No matter what the situation is, I always look at the positive side—I might even have to fake it at times. Put out those positive vibes and they come back to us—always.
We can find something and anything to be positive about. It could be simple like steady income, a friendship with a coworker, insurance, or the overall meaning of how we are contributing to the world with our job. If we show up every day with a positive attitude, it’s going to take a lot more to knock us down. Eventually, we will see the difference in our performance.
2. Use the weekends to rejuvenate from the workweek.
For example, once I walk out of the office, I literally shut my brain off. I won’t put another thought into what I should or could have done. The week is over.
I clock out and enjoy every bit of my weekend with my family, friends, and, most importantly, myself. Whatever needs to be done at work can wait until Monday. End the f*cking week.
We shouldn’t waste time on Sunday nights worrying about the upcoming week. Of course, I do plan ahead for the upcoming week so that I’m ready to dive into the week.

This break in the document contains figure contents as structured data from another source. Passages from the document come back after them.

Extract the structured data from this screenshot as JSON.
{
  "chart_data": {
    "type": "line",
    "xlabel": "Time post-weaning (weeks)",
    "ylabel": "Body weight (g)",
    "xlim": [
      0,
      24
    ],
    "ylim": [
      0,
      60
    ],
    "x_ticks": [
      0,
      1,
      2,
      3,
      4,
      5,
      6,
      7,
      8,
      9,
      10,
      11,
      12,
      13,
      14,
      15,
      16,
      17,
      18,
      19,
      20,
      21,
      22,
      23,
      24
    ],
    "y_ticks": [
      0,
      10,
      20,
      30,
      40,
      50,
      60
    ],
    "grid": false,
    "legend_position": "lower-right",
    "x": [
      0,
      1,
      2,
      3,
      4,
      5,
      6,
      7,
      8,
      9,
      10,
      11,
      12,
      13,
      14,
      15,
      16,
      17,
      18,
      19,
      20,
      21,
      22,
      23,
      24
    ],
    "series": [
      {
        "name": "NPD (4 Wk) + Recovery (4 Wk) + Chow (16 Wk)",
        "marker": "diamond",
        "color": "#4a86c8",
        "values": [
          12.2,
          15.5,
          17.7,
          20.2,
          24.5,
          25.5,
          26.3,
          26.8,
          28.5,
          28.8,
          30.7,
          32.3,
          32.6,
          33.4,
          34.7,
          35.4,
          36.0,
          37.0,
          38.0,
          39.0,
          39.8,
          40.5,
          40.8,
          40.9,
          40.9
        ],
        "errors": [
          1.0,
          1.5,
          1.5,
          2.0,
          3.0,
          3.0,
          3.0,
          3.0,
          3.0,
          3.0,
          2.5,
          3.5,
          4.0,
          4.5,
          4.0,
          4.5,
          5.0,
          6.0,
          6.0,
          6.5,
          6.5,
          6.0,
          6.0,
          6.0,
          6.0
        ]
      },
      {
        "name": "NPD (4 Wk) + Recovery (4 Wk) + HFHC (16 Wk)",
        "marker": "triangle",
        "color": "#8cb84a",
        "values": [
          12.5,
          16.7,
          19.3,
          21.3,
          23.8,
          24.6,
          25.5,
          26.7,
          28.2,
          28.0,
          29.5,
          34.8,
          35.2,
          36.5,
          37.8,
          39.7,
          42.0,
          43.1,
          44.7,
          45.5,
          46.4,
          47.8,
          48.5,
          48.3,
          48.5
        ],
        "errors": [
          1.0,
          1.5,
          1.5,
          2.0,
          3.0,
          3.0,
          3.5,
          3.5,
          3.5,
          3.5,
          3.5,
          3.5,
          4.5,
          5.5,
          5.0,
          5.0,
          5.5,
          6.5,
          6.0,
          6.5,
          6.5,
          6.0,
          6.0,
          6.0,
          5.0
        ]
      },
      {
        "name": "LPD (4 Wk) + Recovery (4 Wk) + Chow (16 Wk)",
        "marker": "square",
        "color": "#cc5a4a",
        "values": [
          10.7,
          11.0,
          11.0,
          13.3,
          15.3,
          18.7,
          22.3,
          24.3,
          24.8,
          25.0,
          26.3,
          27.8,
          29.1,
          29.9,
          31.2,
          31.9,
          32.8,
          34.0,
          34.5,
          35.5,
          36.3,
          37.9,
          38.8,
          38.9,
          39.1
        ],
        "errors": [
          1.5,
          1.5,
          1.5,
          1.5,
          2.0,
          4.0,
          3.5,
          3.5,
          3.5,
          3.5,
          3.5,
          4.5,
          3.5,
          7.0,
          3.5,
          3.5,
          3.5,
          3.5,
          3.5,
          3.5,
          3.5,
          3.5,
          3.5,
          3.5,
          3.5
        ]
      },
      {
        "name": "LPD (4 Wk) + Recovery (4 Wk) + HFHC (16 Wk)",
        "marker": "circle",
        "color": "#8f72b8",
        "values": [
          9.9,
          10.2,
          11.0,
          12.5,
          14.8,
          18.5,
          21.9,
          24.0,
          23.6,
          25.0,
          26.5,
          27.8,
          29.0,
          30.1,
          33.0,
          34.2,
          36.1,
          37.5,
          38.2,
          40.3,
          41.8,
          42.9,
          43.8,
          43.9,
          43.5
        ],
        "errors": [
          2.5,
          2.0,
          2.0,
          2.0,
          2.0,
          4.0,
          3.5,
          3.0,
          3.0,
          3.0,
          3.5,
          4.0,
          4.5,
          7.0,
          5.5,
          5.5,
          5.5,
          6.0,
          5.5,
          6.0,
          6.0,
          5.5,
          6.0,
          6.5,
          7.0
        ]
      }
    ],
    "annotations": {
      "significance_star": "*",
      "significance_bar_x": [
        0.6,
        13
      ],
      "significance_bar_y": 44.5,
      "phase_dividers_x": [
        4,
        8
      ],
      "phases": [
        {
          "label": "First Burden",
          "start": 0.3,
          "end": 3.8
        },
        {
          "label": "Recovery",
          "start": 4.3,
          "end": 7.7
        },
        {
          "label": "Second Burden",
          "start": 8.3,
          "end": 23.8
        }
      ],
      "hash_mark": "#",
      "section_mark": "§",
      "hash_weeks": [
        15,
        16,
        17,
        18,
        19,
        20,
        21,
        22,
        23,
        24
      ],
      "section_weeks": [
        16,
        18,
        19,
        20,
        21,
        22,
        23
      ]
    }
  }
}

However, I plan fun things like what to wear to look and feel fabulous, or practice meal prepping so I could eat healthy food.
What needs to be done the following week will get worked on when I walk in on Monday morning.
3. Get sufficient sleep.
I need to sleep. Whenever I feel really stressed from the workday, I squeeze an exercise class in between my busy evening. The class helps release the stress of the day and relaxes my mind and body for a restful sleep.
We must not worry about work until we walk in the next morning. There is nothing we can do about it while at home, so it’s best to wait until the next day.
4. Save your sick days for the big stuff.
If I am unable to leave my bed, that is one thing. But for the common cold and headache-type stuff, I still go in. I am 1,000 percent devoted to my job. I show up not just for them but for myself. Employers love devoted employees; it goes a long way with the big guys.
5. Recognize who you are at work.
Be confident in who you are, and know your strengths and weaknesses. If you struggle in one area, seek assistance and learn how you can better yourself. Use your strengths to assist others who may need help.
6. Know your purpose.
We work to support our families. We bust our butts off to provide a home for our loved ones. We put in the long hours to feed our children. These are the things that should matter the most to us.
I work because I have so many people depending on me once I get home. But most importantly, I know that they’re worth it.
It is true, however, that there will always be jobs that are toxic. No matter what we do, we are just not going to fall in love with them, and that is okay. If you can’t create a happy place within your job, know that it’s time to move on and look for another job. Our mental health is important too.
Maybe our jobs are not always good for our mental health, but sometimes, we have the power to turn that around and make it a place where we can grow, contribute, and be financially rewarded for the hard work that we put out.
We all have something waiting for us that makes it worth it in the end. So, if possible, let’s fall in love with our job. If we can do that, it will love us in return.